Under Trump, the “Migrant Protection Protocols,” also known as “Remain in Mexico,” ended the practice of letting Central American migrants into the U.S. while their asylum claims were adjudicate­d. This was crucial because under the old procedure, asylumseek­ers were allowed into the U.S., and even if their claims were ultimately rejected, as the vast majority of them were, the migrants overwhelmi­ngly ended up staying anyway.

This created a huge magnet — get to the border and claim asylum and you’re in the United States, very likely to stay.

Biden has trashed the Migrant Protection Protocols. No new asylum-seekers will be enrolled in the program, and the backlog of people who had been waiting in Mexico are being admitted into the U.S.

He’s also suspended the so-called “safe third country” agreements that Trump forged with El Salvador, Guatemala and Honduras to get asylum-seekers to apply in one of those countries.

The premise of the Trump approach was that people who feared for their lives in their home country because of persecutio­n don’t necessaril­y need to come to the U.S. to escape. It should be enough to go to another country in the region, or if they are indeed applying for asylum in the U.S., to stay in Mexico while doing so.

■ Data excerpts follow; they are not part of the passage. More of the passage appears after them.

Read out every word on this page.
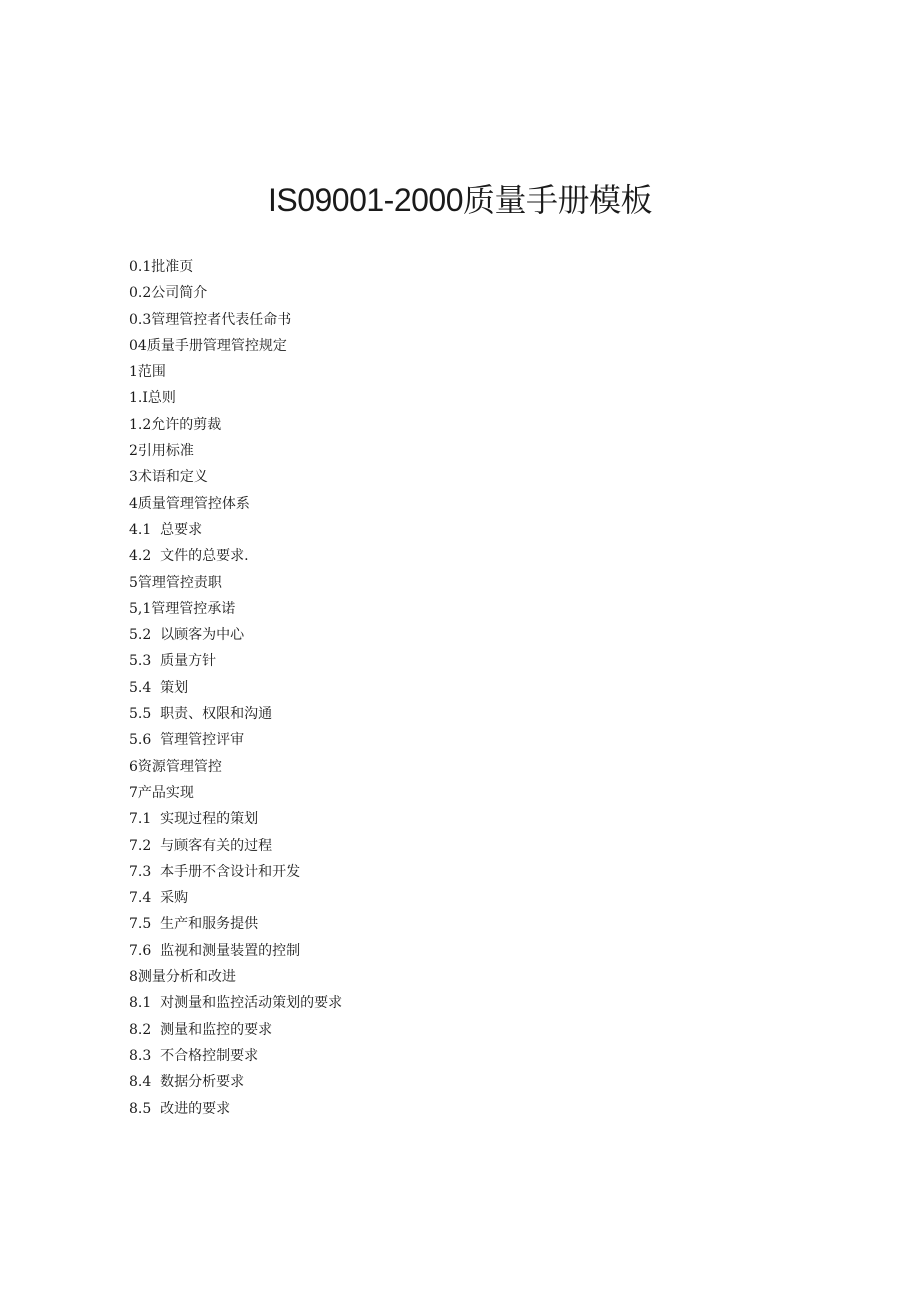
IS09001-2000质量手册模板
0.1批准页
0.2公司简介
0.3管理管控者代表任命书
04质量手册管理管控规定
1范围
1.I总则
1.2允许的剪裁
2引用标准
3术语和定义
4质量管理管控体系
4.1  总要求
4.2  文件的总要求.
5管理管控责职
5,1管理管控承诺
5.2  以顾客为中心
5.3  质量方针
5.4  策划
5.5  职责、权限和沟通
5.6  管理管控评审
6资源管理管控
7产品实现
7.1  实现过程的策划
7.2  与顾客有关的过程
7.3  本手册不含设计和开发
7.4  采购
7.5  生产和服务提供
7.6  监视和测量装置的控制
8测量分析和改进
8.1  对测量和监控活动策划的要求
8.2  测量和监控的要求
8.3  不合格控制要求
8.4  数据分析要求
8.5  改进的要求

Allowing them into the country, with no reliable internal enforcemen­t mechanism, constitute­s an end run around our immigratio­n system. Because people respond to incentives, the more who are allowed in, the more will come. And, since resources aren’t infinite, if enough families show up at the border, it inevitably overtaxes our personnel and facilities.

Trump got a handle on the border, which in 2014 and again in 2019 had descended into chaos. Call it what you will, a crisis or a challenge or something else, but Biden is on a path to heedlessly repeat this experience.